A couple of weeks ago I blogged about a security service in Canada offering technologies to visually monitor one's home while one was away, a technology and "service" that I offered was as much about control of you, than about protecting you. Now, there's this from MIT's Technology Review:
"Today Robert Templeman at the Naval Surface Warfare Center in Crane, Indiana, and a few pals at Indiana University reveal an entirely new class of 'visual malware' capable of recording and reconstructing a user's environment in 3D. This then allows the theft of virtual objects such as financial information, data on computer screens and identity-related information.
"Templeman and co call their visual malware PlaceRaider and have created it as an app capable of running in the background of any smartphone using the Android 2.3 operating system."
Obviously, the article is rightly concerned about the use of such software to spy on an individual through their smartphone.

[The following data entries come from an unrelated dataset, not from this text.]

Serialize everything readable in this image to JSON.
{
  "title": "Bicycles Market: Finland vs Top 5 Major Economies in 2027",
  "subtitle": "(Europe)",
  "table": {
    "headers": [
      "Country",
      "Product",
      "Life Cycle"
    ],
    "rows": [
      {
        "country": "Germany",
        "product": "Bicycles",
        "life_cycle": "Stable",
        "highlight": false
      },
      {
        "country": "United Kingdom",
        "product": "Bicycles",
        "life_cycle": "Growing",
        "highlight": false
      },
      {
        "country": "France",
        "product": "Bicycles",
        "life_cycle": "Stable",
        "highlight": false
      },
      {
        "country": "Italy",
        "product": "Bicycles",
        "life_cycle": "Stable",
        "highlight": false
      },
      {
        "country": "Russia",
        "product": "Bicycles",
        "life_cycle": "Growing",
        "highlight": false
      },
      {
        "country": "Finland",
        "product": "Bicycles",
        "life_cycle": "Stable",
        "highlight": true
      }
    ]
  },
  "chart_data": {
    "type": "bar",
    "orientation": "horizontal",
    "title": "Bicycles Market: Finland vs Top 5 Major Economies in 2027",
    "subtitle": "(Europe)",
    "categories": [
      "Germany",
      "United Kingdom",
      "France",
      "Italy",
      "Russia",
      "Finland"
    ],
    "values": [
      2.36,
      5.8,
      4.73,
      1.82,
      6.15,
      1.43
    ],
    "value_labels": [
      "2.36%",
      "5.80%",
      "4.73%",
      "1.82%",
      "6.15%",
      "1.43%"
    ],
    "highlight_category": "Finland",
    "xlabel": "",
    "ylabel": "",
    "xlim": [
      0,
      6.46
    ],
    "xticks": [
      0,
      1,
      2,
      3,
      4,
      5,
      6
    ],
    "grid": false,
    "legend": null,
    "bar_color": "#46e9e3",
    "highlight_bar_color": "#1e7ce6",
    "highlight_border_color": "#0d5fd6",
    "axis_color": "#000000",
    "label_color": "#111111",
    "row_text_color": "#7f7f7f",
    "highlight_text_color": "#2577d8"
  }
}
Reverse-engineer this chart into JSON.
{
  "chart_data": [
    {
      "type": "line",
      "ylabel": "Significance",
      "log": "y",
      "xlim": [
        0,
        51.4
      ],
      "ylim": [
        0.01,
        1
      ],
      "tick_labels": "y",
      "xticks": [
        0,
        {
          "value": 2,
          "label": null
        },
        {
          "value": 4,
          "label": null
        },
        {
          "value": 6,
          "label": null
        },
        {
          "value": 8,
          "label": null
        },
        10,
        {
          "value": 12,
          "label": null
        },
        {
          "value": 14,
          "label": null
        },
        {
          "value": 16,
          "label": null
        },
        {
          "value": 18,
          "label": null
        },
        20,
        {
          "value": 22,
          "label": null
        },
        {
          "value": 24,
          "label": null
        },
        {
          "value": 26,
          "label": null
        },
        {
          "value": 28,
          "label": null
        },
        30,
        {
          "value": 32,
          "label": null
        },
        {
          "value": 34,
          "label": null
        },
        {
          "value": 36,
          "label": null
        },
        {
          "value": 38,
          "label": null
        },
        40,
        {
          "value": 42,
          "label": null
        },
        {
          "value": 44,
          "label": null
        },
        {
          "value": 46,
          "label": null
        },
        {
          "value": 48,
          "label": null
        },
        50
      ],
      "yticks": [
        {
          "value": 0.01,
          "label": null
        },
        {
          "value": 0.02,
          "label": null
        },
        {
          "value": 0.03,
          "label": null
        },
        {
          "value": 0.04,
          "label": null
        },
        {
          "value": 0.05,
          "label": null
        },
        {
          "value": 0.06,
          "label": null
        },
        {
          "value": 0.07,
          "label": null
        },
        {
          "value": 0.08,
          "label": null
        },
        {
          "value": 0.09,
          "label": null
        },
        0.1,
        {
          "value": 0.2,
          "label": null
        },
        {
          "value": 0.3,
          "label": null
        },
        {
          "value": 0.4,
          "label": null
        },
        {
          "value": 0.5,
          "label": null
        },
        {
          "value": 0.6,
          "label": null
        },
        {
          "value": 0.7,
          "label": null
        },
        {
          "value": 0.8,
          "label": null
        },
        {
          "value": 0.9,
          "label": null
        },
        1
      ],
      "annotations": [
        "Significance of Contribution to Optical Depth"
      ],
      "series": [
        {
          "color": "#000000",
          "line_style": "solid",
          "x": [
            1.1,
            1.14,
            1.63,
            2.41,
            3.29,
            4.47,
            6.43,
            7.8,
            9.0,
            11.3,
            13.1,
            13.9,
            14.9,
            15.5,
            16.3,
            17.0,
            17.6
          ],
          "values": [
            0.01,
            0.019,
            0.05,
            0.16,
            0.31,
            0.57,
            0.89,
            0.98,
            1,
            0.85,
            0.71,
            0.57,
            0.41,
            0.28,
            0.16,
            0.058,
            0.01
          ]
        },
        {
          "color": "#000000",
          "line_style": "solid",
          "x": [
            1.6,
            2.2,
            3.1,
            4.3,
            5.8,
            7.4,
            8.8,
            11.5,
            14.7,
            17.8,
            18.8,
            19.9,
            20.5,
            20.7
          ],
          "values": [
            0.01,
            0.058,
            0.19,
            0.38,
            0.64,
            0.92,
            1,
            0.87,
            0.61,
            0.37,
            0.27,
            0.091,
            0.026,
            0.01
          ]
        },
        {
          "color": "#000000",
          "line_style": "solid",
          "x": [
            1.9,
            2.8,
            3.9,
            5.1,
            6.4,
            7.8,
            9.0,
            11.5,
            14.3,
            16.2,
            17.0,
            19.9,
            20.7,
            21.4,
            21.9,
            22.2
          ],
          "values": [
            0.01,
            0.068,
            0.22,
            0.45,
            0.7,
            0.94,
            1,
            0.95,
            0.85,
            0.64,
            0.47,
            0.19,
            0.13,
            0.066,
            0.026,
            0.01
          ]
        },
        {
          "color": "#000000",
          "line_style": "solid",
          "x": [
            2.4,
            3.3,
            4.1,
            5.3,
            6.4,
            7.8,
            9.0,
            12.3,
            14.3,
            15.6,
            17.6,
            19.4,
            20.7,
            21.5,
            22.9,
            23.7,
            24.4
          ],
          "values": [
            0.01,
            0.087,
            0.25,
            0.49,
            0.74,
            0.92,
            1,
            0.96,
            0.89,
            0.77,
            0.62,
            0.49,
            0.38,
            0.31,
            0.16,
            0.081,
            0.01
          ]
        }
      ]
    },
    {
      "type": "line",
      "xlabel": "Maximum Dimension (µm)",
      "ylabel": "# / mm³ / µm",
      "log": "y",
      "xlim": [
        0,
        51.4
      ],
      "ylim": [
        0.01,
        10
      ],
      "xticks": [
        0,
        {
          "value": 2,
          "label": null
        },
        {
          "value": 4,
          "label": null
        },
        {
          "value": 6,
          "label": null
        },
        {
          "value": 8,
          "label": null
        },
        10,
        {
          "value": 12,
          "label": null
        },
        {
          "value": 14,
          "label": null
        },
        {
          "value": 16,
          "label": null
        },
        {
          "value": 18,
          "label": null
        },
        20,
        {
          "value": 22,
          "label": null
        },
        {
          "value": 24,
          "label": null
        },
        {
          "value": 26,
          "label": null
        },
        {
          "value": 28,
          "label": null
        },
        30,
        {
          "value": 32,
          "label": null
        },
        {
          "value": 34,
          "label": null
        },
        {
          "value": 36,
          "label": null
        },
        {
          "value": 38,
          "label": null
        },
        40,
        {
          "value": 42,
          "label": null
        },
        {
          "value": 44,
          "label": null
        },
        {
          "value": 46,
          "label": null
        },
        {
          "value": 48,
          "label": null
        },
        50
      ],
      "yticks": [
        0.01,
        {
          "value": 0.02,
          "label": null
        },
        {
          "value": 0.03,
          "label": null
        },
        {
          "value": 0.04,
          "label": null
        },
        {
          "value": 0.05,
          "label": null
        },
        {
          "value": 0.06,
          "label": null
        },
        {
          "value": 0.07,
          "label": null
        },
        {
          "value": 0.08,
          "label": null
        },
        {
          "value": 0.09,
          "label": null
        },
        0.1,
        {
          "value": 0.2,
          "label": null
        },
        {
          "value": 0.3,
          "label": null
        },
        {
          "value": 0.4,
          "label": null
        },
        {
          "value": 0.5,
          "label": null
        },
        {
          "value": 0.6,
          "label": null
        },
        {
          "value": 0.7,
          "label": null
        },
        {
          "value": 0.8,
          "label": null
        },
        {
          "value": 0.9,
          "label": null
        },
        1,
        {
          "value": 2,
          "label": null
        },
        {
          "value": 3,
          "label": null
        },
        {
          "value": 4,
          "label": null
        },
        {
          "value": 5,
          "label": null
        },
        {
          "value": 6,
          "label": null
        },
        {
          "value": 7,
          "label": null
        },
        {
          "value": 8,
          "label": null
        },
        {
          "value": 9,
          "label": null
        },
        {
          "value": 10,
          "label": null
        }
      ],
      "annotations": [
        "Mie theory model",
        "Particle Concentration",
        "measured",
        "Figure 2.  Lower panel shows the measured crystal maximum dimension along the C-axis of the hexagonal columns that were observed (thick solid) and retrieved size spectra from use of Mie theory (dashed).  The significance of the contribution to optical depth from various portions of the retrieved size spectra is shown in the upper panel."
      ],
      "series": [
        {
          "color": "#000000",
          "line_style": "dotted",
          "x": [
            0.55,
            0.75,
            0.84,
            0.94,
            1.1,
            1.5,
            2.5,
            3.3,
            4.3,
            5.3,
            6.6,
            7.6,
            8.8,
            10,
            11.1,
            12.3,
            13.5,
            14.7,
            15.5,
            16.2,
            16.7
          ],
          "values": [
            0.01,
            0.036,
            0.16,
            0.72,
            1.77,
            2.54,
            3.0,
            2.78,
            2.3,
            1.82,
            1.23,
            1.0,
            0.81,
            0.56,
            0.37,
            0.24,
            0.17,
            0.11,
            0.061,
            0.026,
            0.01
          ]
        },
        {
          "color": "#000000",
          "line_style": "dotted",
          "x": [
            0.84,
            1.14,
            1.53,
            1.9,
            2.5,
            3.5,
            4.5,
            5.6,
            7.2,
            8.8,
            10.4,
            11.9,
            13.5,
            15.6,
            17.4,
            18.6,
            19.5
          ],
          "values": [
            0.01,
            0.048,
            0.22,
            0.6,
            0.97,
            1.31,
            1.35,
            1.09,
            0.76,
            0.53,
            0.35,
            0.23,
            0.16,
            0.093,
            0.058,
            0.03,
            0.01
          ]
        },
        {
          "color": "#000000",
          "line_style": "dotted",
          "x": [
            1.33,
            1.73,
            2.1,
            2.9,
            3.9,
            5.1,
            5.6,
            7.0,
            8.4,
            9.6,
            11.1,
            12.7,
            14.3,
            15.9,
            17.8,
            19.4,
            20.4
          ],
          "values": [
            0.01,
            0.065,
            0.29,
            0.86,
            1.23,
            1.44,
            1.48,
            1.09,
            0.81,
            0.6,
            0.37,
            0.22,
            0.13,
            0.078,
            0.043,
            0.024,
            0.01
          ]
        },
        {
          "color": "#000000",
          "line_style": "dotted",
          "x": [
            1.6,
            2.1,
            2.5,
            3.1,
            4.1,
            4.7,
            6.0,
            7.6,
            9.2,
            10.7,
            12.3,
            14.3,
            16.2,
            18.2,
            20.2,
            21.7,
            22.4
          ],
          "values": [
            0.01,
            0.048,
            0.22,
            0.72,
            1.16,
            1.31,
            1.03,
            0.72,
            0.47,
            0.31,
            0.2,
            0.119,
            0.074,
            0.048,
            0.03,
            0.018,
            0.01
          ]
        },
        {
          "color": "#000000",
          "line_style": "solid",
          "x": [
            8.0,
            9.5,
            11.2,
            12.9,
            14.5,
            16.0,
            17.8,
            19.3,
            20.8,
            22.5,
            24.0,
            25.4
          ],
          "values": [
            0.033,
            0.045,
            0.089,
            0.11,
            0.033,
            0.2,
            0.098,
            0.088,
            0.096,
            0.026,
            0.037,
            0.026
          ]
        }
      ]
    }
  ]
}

With this demonstrated capability, almost anyone could get into this act, from nations, to corporations, independent rogue groups, Mafiosi, drug lords... you name it.
But there's another possibility here as well, and that is using someone's phone to spy on a third party with whom the individual is known to associate. Gone are the days of the small "spy camera" and microfilm, all one needs is an infected smart phone. But why stop there? One could build databases of contacts, conversations, key words... in short, one could have a project Echelon with a vengeance: not only mining conversations and emails for keywords, but now also scanning pictures, objects, for information, a pattern of contacts, and suspicious "things." (And, trust me folks, DARPA is already working on such things).